Monate war von Joachim Gauck nichts zu hören. Jetzt hat er sich wieder zu Wort gemeldet. Zunächst vor zwei Wochen im „Spiegel“, dann in der „Zeit“ und auf „T-Online“. Denn er hat uns mit dem neuen Buch „Toleranz: einfach schwer“ beschenkt. Sein „Spiegel“-Interview hatte im Vorfeld eine Kontroverse ausgelöst. Denn dort hatte sich Gauck eine „erweiterte Toleranz in Richtung rechts“ gewünscht. Er forderte dabei, nicht jeden, der „schwer konservativ“ ist, für eine Gefahr für die Demokratie zu halten. Alle rätselten, was er denn mit „schwer konservativ“ meinte. Offensichtlich nicht, dass CDU und CSU ständig das Asylrecht verschärfen und im Inneren auf „Law und Order“ sowie die Einschränkung von Grundrechten, auf Militarisierung der Gesellschaft und Aufrüstung setzen.
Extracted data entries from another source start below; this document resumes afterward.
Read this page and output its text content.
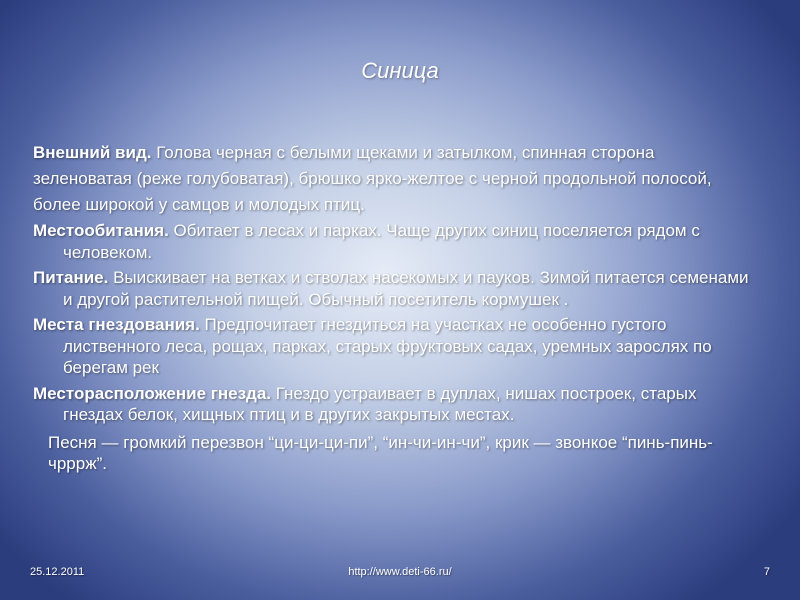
Синица
Внешний вид. Голова черная с белыми щеками и затылком, спинная сторона зеленоватая (реже голубоватая), брюшко ярко-желтое с черной продольной полосой, более широкой у самцов и молодых птиц.
Местообитания. Обитает в лесах и парках. Чаще других синиц поселяется рядом с человеком.
Питание. Выискивает на ветках и стволах насекомых и пауков. Зимой питается семенами и другой растительной пищей. Обычный посетитель кормушек .
Места гнездования. Предпочитает гнездиться на участках не особенно густого лиственного леса, рощах, парках, старых фруктовых садах, уремных зарослях по берегам рек
Месторасположение гнезда. Гнездо устраивает в дуплах, нишах построек, старых гнездах белок, хищных птиц и в других закрытых местах.
Песня — громкий перезвон “ци-ци-ци-пи”, “ин-чи-ин-чи”, крик — звонкое “пинь-пинь-чрррж”.
25.12.2011	http://www.deti-66.ru/	7
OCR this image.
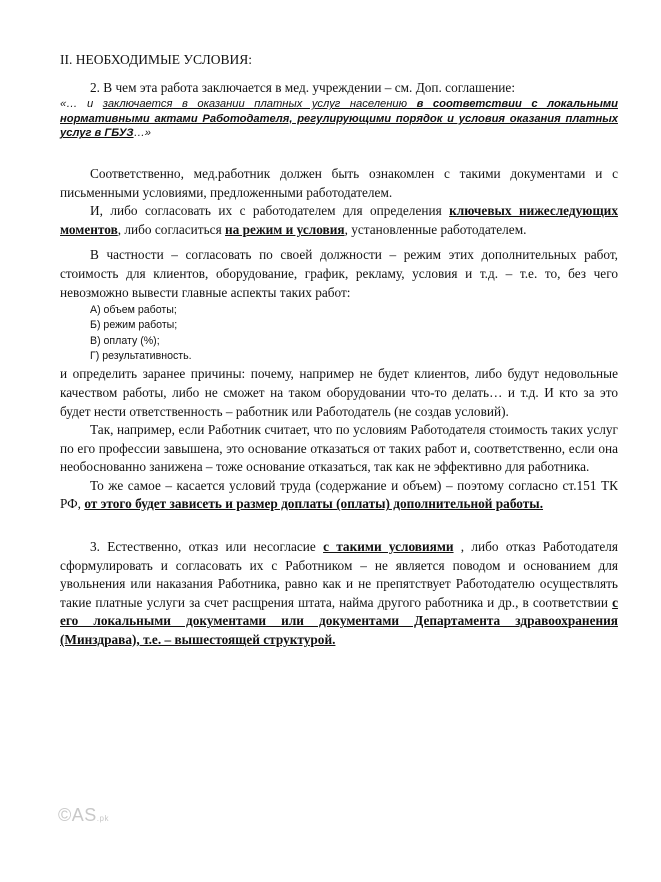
II. НЕОБХОДИМЫЕ УСЛОВИЯ:

2. В чем эта работа заключается в мед. учреждении – см. Доп. соглашение:

«… и заключается в оказании платных услуг населению в соответствии с локальными нормативными актами Работодателя, регулирующими порядок и условия оказания платных услуг в ГБУЗ…»

Соответственно, мед.работник должен быть ознакомлен с такими документами и с письменными условиями, предложенными работодателем.

И, либо согласовать их с работодателем для определения ключевых нижеследующих моментов, либо согласиться на режим и условия, установленные работодателем.

В частности – согласовать по своей должности – режим этих дополнительных работ, стоимость для клиентов, оборудование, график, рекламу, условия и т.д. – т.е. то, без чего невозможно вывести главные аспекты таких работ:

А) объем работы;
Б) режим работы;
В) оплату (%);
Г) результативность.

и определить заранее причины: почему, например не будет клиентов, либо будут недовольные качеством работы, либо не сможет на таком оборудовании что-то делать… и т.д. И кто за это будет нести ответственность – работник или Работодатель (не создав условий).

Так, например, если Работник считает, что по условиям Работодателя стоимость таких услуг по его профессии завышена, это основание отказаться от таких работ и, соответственно, если она необоснованно занижена – тоже основание отказаться, так как не эффективно для работника.

То же самое – касается условий труда (содержание и объем) – поэтому согласно ст.151 ТК РФ, от этого будет зависеть и размер доплаты (оплаты) дополнительной работы.

3. Естественно, отказ или несогласие с такими условиями , либо отказ Работодателя сформулировать и согласовать их с Работником – не является поводом и основанием для увольнения или наказания Работника, равно как и не препятствует Работодателю осуществлять такие платные услуги за счет расщрения штата, найма другого работника и др., в соответствии с его локальными документами или документами Департамента здравоохранения (Минздрава), т.е. – вышестоящей структурой.

©AS.pk
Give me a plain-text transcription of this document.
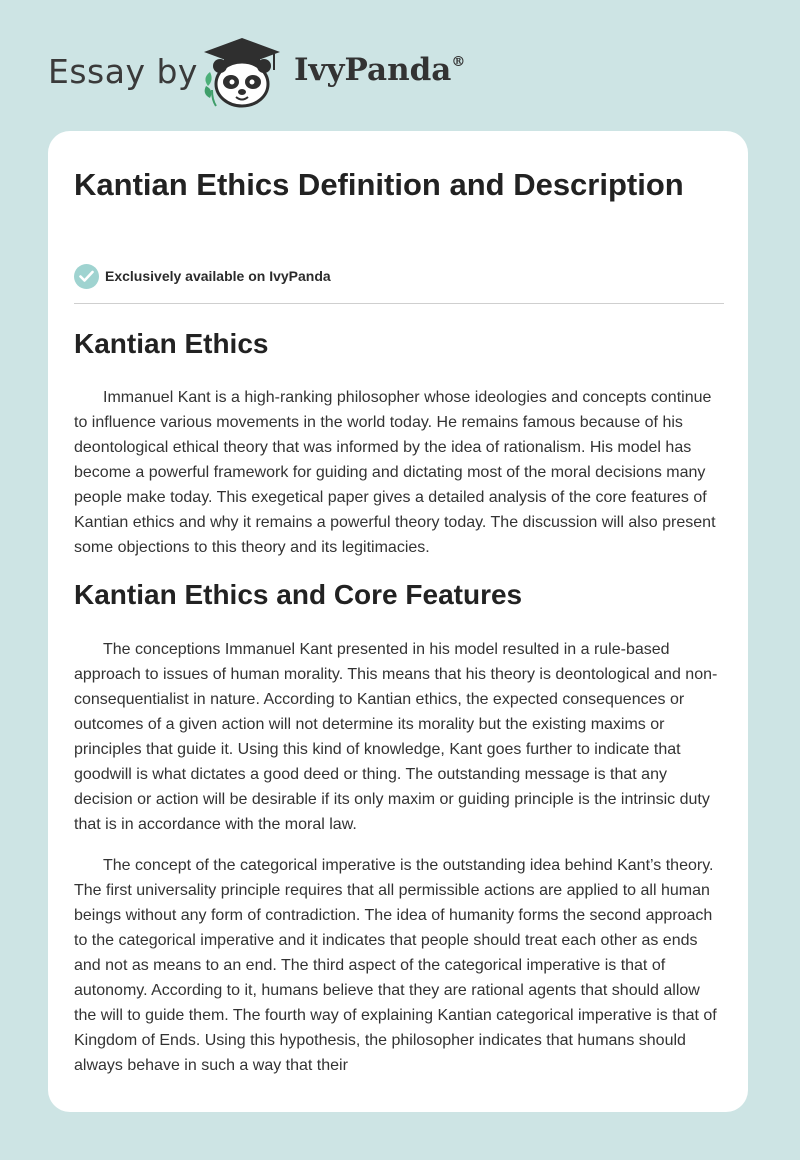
Essay by	IvyPanda®
Kantian Ethics Definition and Description
Exclusively available on IvyPanda
Kantian Ethics

Immanuel Kant is a high-ranking philosopher whose ideologies and concepts continue to influence various movements in the world today. He remains famous because of his deontological ethical theory that was informed by the idea of rationalism. His model has become a powerful framework for guiding and dictating most of the moral decisions many people make today. This exegetical paper gives a detailed analysis of the core features of Kantian ethics and why it remains a powerful theory today. The discussion will also present some objections to this theory and its legitimacies.

Kantian Ethics and Core Features

The conceptions Immanuel Kant presented in his model resulted in a rule-based approach to issues of human morality. This means that his theory is deontological and non-consequentialist in nature. According to Kantian ethics, the expected consequences or outcomes of a given action will not determine its morality but the existing maxims or principles that guide it. Using this kind of knowledge, Kant goes further to indicate that goodwill is what dictates a good deed or thing. The outstanding message is that any decision or action will be desirable if its only maxim or guiding principle is the intrinsic duty that is in accordance with the moral law.

The concept of the categorical imperative is the outstanding idea behind Kant’s theory. The first universality principle requires that all permissible actions are applied to all human beings without any form of contradiction. The idea of humanity forms the second approach to the categorical imperative and it indicates that people should treat each other as ends and not as means to an end. The third aspect of the categorical imperative is that of autonomy. According to it, humans believe that they are rational agents that should allow the will to guide them. The fourth way of explaining Kantian categorical imperative is that of Kingdom of Ends. Using this hypothesis, the philosopher indicates that humans should always behave in such a way that their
Oder nicht, dass die in vielen Fragen sicher „sehr schwer konservative“ Kramp-Karrenbauer die Meinungsfreiheit einschränken will, wenn es um Kritik an der CDU geht oder sie den „sehr schwer konservativen“ Friedrich Merz in die politische Arbeit der Partei einbinden will.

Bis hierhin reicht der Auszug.